M.T. Ahrensburg - In einer beschaulichen Wohnsiedlung in Hamburg-Klein-Borstel hat Micha Dudek ein Wolfsrudel im Gehege aufgezogen. Im Garten, wo Nachbarn Hollywoodschaukeln oder Sandkisten haben, trotteten bei ihm die Vierbeiner herum.

Manchmal nahm er einen der Wölfe im Geschirr mit auf einen kleinen Spaziergang durch die Straßen. Und hin und wieder strichen seine "Freunde" auch in der Küche oder im Wohnzimer umher, mit ihren langen Läufen, den dunklen Augen mit der Fellmaske und den beeindruckenden Zähnen. Hatte er nie Angst? Haben die Tiere nie gebissen? "Doch, aber ich habe kräftig zurückgebissen, in die Stelle über der Schnauze", entgegnet der 37-Jährige.

Zeichnungen und Fotos

Zurzeit stellt er im Haus der Natur des Vereins Jordsand aus. Titel der Präsentation: "Du hast ganz Recht, kleiner Wolf." Zu sehen sind Bleistiftzeichnungen, Kreidearbeiten und Fotografien - von Wölfen versteht sich. Was nicht ganz so nahe liegt: Micha Dudek hat die Bilder selbst gemalt. Bis zum 12. Dezember ist die Ausstellung geöffnet.

Ein Leben ohne Wölfe? Für Micha Dudek nicht vorstellbar. Zur Zeit baut er auf dem Gelände eines ehemaligen Zoos in Niedersachsen ein Gehege auf. Am Aufbau des Geheges im Harburger Wildpark hat er maßgeblich mitgearbeitet. Er berät Naturschutzverbände, Tierparks und Behörden. Er hat bei einem Quiz im Fernsehen mitgemacht - und gewonnen - und den Leuten alles über Wölfe erzählt. Er schreibt Bücher über die Tiere, er malt sie, und er hält Vorträge, wie heute um 19.30 Uhr im Haus der Natur (Bornkampsweg).

Warum macht er das alles? Der 37-Jährige antwortet mit Heinz Erhardt: "Beine hatte ich schon, nur laufen konnte ich noch nicht." Der Wunsch, mit Wölfen zu leben, sei schon dagewesen, als er ein kleiner Junge war. Dudek: "Mein Großvater hatte ,Brehms Tierleben'. Die Bilder haben mich fasziniert. Ich hab sie stundenlang durchgepaust."

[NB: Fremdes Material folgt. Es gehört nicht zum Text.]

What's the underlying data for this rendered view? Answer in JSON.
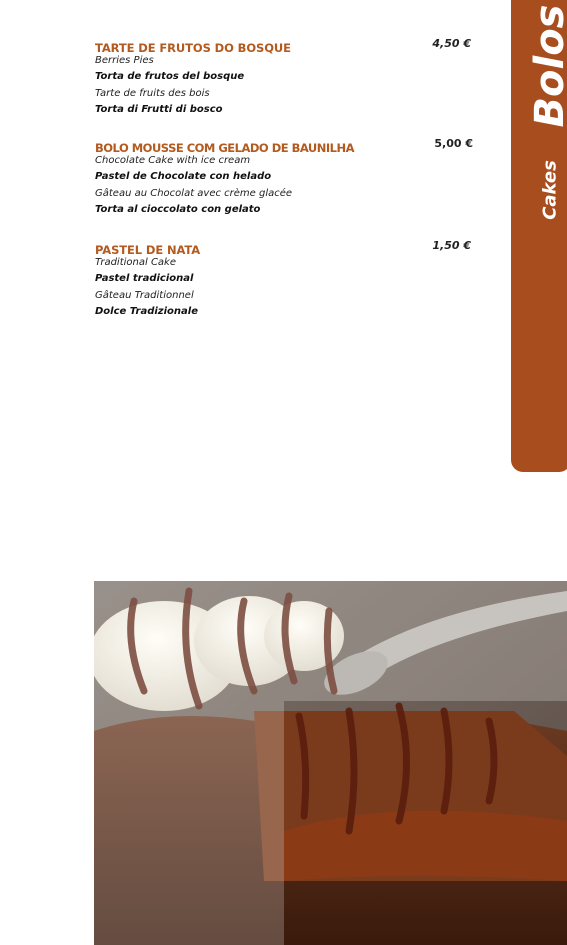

1983 fing es an, mit Mutzeman. So hieß der erste Wolfsrüde, den der Hamburger aufzog. Anregung für den Namen gab ein Kinderbuch, das vom Sternenbären Mutzemann erzählte. Dudek: "Da für mich die Acht eine heilige Zahl ist, habe ich das zweite n im Namen weggestrichen."

Wölfe, so der Experte, überleben in der Natur fünf Jahre. Unter menschlicher Obhut können sie bis zu 15 Jahre alt werden. Mutzeman gibt es nicht mehr. Aber die Leidenschaft für diese Tiere ist bei Dudek geblieben. Um sein Wissen weiter auszubauen, studierte er von 1986 bis 1989 an der Universität Paderborn Tier-Ökologie im Fachbereich Landespflege.

Diplomierter Tierfreund

So kann sich Dudek Diplom-Ingenieur nennen und mit dieser Ausbildung für die Bundesforschungsanstalt für Fischerei arbeiten - ein sicheres finanzielles Standbein. "Ich komm ganz gut zurecht", sagt der Hamburger, der in seinen materiellen Ansprüchen eher bescheiden wirkt.

Anspruchsvoll dagegen ist der Verhaltensforscher im Hinblick auf seine Aufgabe. Er will dafür sorgen, dass das Image der Wölfe sich ändert, weg vom Bild des hinterhältigen Raubtiers. Die hervorstechendste Eigenschaft der Wölfe ist für ihn genau das Gegenteil: ein freundliches Wesen, das Wert auf Gesellschaft legt.

Die anderen Wolfsforscher kennt Dudek."So verrückte Leute wie wir halten Kontakt." Manchmal geht Micha Dudek in den Wohldorfer Wald. Dann allerdings nicht, um Wölfe zu beobachten, sondern um sich mit den Kolkraben zu unterhalten. In welcher Sprache? Dudek: "Na, auf Kolkrabisch." Der Kreis der Experten, die sich hierüber austauschen, dürfte kleiner sein.